И где такая отмель, где родник,
Куда б искатель перлов не проник?
Закон миротворения пойми,
Закон творца в смирении прими.
Да будут все веления твои
Достойны восхваленья и любви!
Благодари за все, что ни пошлет
Источник вечный истинных щедрот!»
И встал и начал слово Арасту,
Не слово — сад в невянущем цвету.
Он говорил, но прерывался глас,
И только слезы падали из глаз:
«Прости мне! слез не лить я не могу!
Слов много… говорить я не могу!
Как словом я тебе поддержку дам,
Когда в поддержке я нуждаюсь сам?
Былой наставник сына твоего —
Чем я утешусь, если нет его?
Я шел к тебе — участьем устремлен,
А сам безумьем горя омрачен.
Что делать мне?

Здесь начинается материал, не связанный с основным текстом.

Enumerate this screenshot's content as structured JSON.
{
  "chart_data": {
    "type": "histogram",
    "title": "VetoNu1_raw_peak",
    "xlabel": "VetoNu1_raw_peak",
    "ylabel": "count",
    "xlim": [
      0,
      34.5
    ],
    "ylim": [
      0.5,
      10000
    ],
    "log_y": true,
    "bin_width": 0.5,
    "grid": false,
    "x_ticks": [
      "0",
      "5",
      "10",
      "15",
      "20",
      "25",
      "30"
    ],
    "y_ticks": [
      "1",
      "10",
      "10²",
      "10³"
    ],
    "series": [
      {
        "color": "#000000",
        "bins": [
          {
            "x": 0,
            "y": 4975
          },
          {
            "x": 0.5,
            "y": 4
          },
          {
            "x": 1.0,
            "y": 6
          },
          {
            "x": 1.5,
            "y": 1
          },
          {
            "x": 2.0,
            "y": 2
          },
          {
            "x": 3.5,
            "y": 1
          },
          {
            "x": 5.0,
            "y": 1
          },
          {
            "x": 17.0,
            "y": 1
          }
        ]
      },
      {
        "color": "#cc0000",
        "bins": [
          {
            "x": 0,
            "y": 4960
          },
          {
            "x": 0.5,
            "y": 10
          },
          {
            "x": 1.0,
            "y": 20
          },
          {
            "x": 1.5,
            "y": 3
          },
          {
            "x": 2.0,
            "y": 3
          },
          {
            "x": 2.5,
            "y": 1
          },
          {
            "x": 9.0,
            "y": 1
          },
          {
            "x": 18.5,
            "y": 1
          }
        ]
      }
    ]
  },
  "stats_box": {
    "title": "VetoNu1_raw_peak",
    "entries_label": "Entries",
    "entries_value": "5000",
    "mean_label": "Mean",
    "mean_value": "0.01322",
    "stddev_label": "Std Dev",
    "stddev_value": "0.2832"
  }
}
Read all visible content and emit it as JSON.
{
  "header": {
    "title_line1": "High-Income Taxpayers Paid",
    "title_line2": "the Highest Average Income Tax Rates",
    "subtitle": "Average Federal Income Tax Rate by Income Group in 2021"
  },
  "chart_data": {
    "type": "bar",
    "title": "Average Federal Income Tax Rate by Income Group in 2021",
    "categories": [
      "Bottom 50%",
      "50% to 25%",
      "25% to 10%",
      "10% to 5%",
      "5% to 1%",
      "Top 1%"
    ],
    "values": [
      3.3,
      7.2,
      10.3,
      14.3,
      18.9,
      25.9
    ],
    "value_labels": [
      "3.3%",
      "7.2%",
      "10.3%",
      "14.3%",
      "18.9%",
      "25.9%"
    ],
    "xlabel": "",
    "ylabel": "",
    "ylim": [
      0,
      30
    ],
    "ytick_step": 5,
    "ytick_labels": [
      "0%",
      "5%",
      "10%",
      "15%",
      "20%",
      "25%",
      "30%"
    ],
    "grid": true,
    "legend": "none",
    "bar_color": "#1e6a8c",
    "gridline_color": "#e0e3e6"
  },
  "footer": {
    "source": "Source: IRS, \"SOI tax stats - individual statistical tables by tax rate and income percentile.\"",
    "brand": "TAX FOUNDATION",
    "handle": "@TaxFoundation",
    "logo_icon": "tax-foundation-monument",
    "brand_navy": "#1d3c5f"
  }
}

Немеет мой язык,
Смятенье в мыслях, в сердце… дух поник.
Бог госпоже в беде ее помог.
Какой пример душе! Какой урок!
Она — среди сгорающих сердец —
Духовного величья образец.
Хоть черной кровью грудь ее полна,
Народу улыбается она.
Судьбу не проклинает, не корит,
Творца за доброту благодарит.
Не молвила кощунственных речей,
Их даже в мыслях не было у ней.
В удел ей, небо, благодать пошли,
Печаль души развей и просветли!»
Словам разумных госпожа вняла —
Тьма от ее сознанья отошла.
Так напоен был пластырь их речей
Бальзамом утоления скорбей,
Что боль сердечной раны улеглась
И разум вновь явил и мощь и власть.
Руиной горя ставшая — она
Речь начала, смущения полна.
Для тех семи алмазных рудников
Рассыпала сокровищницу слов:
«Из-за меня и сына моего
Печаль вам… это тягостней всего!
Поистине — его взрастили вы,
Его наставниками были вы.
Он вашим другом был, а не царем,
Советам вашим следуя во всем.
Вы — явное и тайное его!
Вы как два мира были для него.
И вот навек ушел ваш верный друг…
Теперь навек осиротел наш круг.
Пусть небо ваше горе облегчит,
Печаль потери тяжкой возместит!
Хоть мы опоры нашей лишены,
Сочувствием друг к другу мы полны.
Вот — я дала зарок себе — молчать
На срок, пока осталось мне дышать,
Но вы пришли мне горе облегчить.
Нельзя нам в общем горе розно быть.
Сочувствию друзей открыта дверь.
Спасибо вам! Все сказано теперь».
Рука, что путь указывала мне,
Ведет проверку этой пятерне.[161]
«То не панджа, — сказал наставник мой, —
А твердый камень, монолит стальной!»[162]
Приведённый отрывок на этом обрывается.